Several Issues in Next Farm Bill Concern Congress

Several Issues in Next Farm Bill Concern Congress

The Obama Administration came under fire from farm state lawmakers over stalled free trade deals and cuts to crop insurance as work continued on a 2012 Farm Bill.

Former Ag Secretary Senator Mike Johanns, R-Neb., charged from the Senate floor President Obama must do more than give a speech about doubling U.S. exports over the next five years; he must send languishing trade deals up to the Hill for votes.

"Consider this," Johanns said. "American producers are currently forced to pay substantial tariffs on their exports to Colombia, to South Korea, to Panama. These agreements would wipe out most if not all of those tariffs."

Johanns says millions have already been paid since the deals were signed.

In a House hearing, USDA Under Secretary Jim Miller said USDA supports the agreement, but there must be enough bipartisan support in Congress.
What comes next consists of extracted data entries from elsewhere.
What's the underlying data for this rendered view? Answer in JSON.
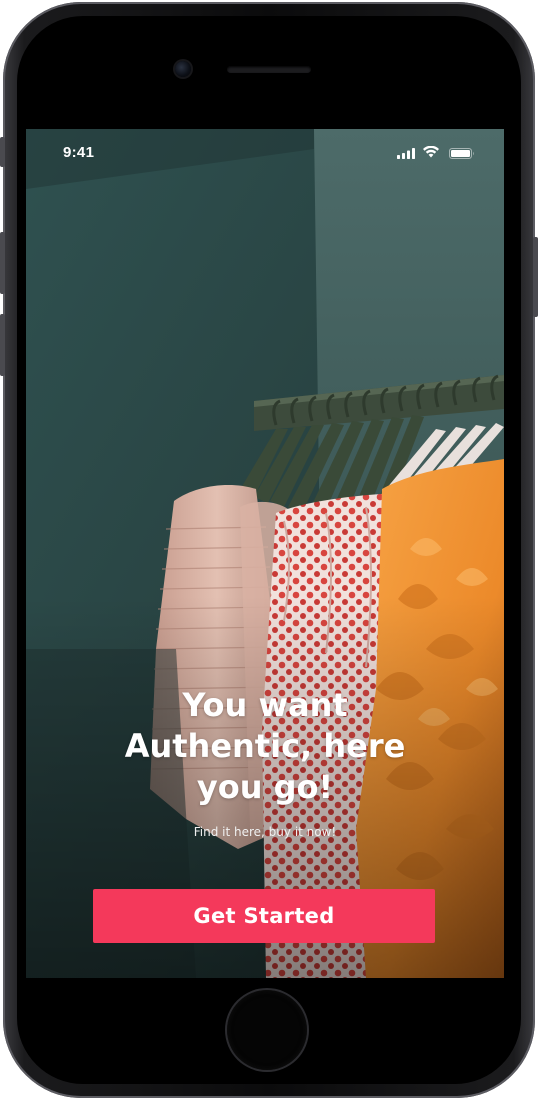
{
  "status_bar": {
    "time": "9:41",
    "icons": [
      "signal-icon",
      "wifi-icon",
      "battery-icon"
    ]
  },
  "onboarding": {
    "headline_line1": "You want",
    "headline_line2": "Authentic, here",
    "headline_line3": "you go!",
    "subtitle": "Find it here, buy it now!",
    "cta_label": "Get Started"
  },
  "colors": {
    "accent": "#f4395b",
    "background_teal": "#2c4a48"
  }
}
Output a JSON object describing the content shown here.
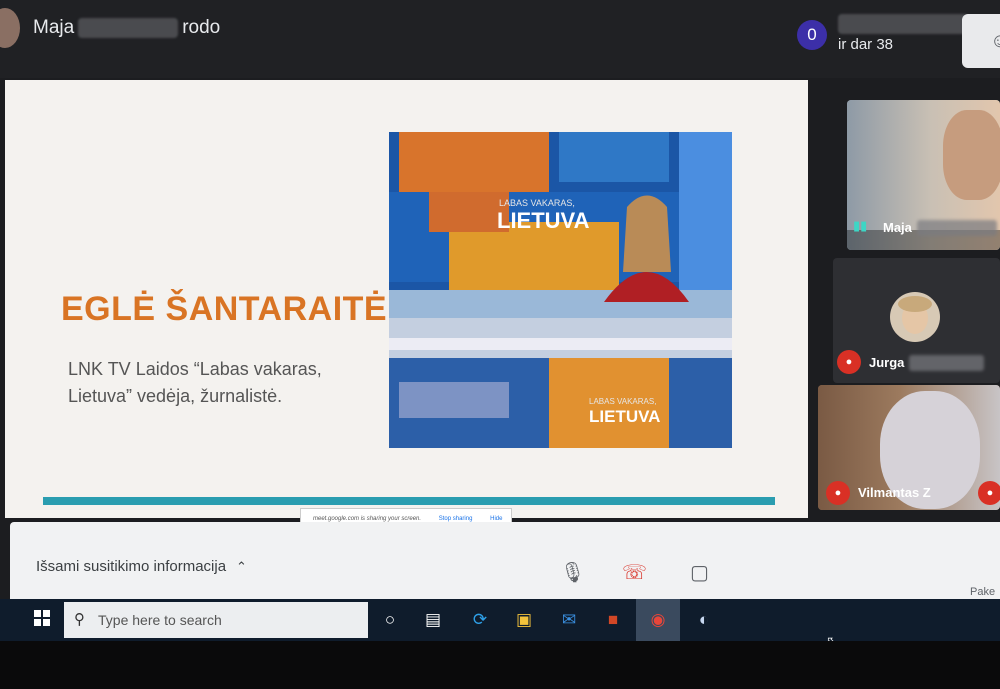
{
  "top_bar": {
    "presenter_name_start": "Maja",
    "presenter_name_end": "rodo",
    "participants_initial": "0",
    "participants_more": "ir dar 38",
    "side_icon": "people-icon"
  },
  "slide": {
    "title": "EGLĖ ŠANTARAITĖ",
    "body": "LNK TV Laidos “Labas vakaras, Lietuva” vedėja, žurnalistė.",
    "photo_logo_top_small": "LABAS VAKARAS,",
    "photo_logo_top_big": "LIETUVA",
    "photo_logo_bottom_small": "LABAS VAKARAS,",
    "photo_logo_bottom_big": "LIETUVA"
  },
  "sharing_bar": {
    "text": "meet.google.com is sharing your screen.",
    "stop": "Stop sharing",
    "hide": "Hide"
  },
  "participants": [
    {
      "name": "Maja",
      "mic": "speaking"
    },
    {
      "name": "Jurga",
      "mic": "muted"
    },
    {
      "name": "Vilmantas Z",
      "mic": "muted"
    }
  ],
  "controls": {
    "meeting_info": "Išsami susitikimo informacija",
    "leave_partial": "Pake"
  },
  "taskbar": {
    "search_placeholder": "Type here to search"
  },
  "colors": {
    "slide_title": "#d97424",
    "slide_bar": "#2a9db0",
    "participants_badge": "#3c2fa8",
    "muted_red": "#d93025"
  }
}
"That is a strategy call that needs to be made between the White House and the Congressional leadership in terms of the timing," Miller said. "But we view them as positive for agriculture and we would like to see those agreements ratified."

Farm leaders argued U.S. ag exports continue to tumble to the three new FTA partners as other nations make their own deals with the countries.

Miller was also asked about USDA's new reinsurance agreement with insurers that saves $6 billion over 10 years - $4 billion going for deficit reduction and $2 billion for new producer coverage. The question is will the Congressional Budget Office count the savings against the next farm bill?
"Now that we are closer to finalizing this agreement we believe that they will look very hard at the numbers that we have developed, which have been confirmed by the Office of Management and Budget," Miller said. "They should also consider the Administration's announcement of how we would utilize that $2 billion to bolster programs and take that into consideration as they do develop their next baseline."

Meantime, Miller agrees with others that safety net programs probably need to be squeezed for savings and to eliminate overlap along with simplification of the new ACRE and SURE programs.